What I didn’t realize was how profound of a mistake that act of compassion could end up being.
In my quest to protect fleeting innocence, I very well put it in harm’s way. Now you’re probably wondering how that’s possible; I did the right thing by feeding the children first; that’s what I originally told myself. In reality, all I did was stack the odds against us both.
Now this isn’t true in every instance of apocalyptic horror, but for the most part children are baggage. Heavy, bored, energy-craving, slow baggage. Worse yet, they consistently need protection or supervision. Anyone with children or who has spent five minutes alone with a child knows this. So why should I starve myself to “save” a useless child?
Don’t get me wrong: I haven’t performed a 180. I’m merely posing as the Devil’s advocate, shedding light on a particular angle that most people don’t see.
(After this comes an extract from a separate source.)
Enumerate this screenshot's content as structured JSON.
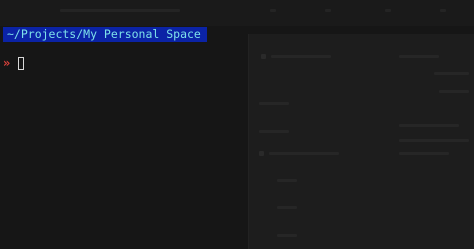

For if I am required to shelter and protect a child, my needs come first. I need all the energy I can muster to protect them, to think clearly, to adequately weigh each option with care. So if I feed our last scraps of food to Clem and Duck, I’m not only depriving myself of food, I’m putting all of our lives at risk.
If walkers attack and I lack the strength necessary to push them back, they’ll overpower me. And then Clementine is left utterly alone. Where will she go? How will she survive?
I found it hard to answer these questions optimistically. Even now, weeks after finishing Starved for Help, I don’t think they can be. So I came to a different conclusion than what’s perceived “normal”. Maybe feeding the children first is the exact opposite of what I should be doing.
Of course hindsight is 20-20, but this new development makes me question how altruistic my motives are. It also makes me take a deeper, harder look at elements like “humanity” and “morality”, and I can’t help but wonder if that’s the real disease we should be fighting.
Telltale’s The Walking Dead Episode Two: Starved for Help has begun to pick up the pace in terms of hard decisions. From the opening to the closing scenes, it’ll have you on the edge of your seat. Though it is suffering from visual and audio issues at times, (latency, skipping and unsynchronized audio) fans of the game will ultimately walk away from the experience with a mingled sense of anxiety and satisfaction.
Look for Episode 3: Long Road Ahead in August!